Helio, describe con precisión el submundo político y económico de la Venezuela actual, ese asalto a las posiciones de poder que tantas veces hemos visto en América Latina. Los excluidos de un tiempo arrasan con el erario público y se enriquecen, dejando tras ellos a otra camada de frustrados, que tarde o temprano, al amparo de otras consignas, también tratarán de usurpar el poder. Helio se desarrolla en Venezuela, pero esa realidad populista y corrupta,  podría tener como escenario a cualquier otro país latinoamericano”.

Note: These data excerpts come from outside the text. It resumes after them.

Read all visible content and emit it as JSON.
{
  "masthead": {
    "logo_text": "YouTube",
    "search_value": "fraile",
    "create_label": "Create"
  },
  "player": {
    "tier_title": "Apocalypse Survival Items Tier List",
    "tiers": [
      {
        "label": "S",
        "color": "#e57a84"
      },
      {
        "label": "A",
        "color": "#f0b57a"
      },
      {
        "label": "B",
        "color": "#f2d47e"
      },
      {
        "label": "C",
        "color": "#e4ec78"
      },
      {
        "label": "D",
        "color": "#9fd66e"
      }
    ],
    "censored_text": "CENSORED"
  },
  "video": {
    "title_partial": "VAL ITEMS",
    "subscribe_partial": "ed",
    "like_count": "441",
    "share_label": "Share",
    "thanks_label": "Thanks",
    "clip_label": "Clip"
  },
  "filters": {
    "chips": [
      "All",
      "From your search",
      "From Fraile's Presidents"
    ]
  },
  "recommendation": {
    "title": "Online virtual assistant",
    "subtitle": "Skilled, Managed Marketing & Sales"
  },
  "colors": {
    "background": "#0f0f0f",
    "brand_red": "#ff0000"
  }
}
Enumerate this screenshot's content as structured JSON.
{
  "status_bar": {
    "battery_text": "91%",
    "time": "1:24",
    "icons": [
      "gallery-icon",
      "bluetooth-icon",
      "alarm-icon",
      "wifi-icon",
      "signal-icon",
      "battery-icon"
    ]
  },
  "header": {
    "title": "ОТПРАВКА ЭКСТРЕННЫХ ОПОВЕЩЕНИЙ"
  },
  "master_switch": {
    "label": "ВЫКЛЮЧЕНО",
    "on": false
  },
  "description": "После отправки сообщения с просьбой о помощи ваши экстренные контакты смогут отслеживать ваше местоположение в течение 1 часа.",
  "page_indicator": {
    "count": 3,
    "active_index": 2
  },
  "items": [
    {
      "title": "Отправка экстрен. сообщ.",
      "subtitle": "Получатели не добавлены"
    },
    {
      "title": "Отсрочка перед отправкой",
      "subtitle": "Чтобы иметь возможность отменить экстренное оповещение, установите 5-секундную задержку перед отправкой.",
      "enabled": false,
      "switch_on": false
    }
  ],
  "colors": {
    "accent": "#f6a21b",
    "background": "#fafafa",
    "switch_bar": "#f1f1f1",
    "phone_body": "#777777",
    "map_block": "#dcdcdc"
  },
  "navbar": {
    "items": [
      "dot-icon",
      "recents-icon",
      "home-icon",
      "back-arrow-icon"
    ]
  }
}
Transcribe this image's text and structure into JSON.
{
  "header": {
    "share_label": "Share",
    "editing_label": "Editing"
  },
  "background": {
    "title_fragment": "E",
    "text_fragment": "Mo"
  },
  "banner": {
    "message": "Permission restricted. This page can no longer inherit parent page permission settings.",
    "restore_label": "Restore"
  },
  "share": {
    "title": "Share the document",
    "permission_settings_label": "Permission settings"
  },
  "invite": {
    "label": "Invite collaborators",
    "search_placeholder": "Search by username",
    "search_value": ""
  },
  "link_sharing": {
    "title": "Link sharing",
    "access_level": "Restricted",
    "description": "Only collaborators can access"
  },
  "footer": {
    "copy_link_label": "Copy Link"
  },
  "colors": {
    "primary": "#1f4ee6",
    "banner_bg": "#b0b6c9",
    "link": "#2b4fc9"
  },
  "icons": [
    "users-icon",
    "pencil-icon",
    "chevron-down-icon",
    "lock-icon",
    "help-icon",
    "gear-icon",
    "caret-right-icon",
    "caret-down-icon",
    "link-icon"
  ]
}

“El despreciable gobernador de estado es desplumado por su más estrecho colaborador y los peones de su juego de poder, asesinados sin piedad. Personajes producto de familias fracturadas, motivados por el odio y  dispuestos, sin convicción alguna, al abuso de poder. Me hace recordar una película mexicana, La Ley de Herodes en la que, a la par de Helio, se entrelaza la política con las ambiciones personales y la inexistencia de instituciones y valores trascendentales. El autor introduce un elemento mágico-religioso que moviliza al pueblo que termina entregando su cuota de sangre, para que el presente replique al pasado”.

Carlos Machado Allison, autor de Parima y La Casa de Altagracia
Sinopsis:
Helio es una obra donde el amor, la infidelidad, los devaneos del poder, la corrupción y la soledad se entrecruzan para desembocar en un final insólito, audaz y delirante. La realidad de una peculiar y muy nuestra dinámica histórica, tanto actual como pasada, más un ribete a lo film noir y el anhelo de los personajes por encontrarse a sí mismos en medio de la vorágine política y social, hacen de Helio una seducción para los lectores hispanoparlantes.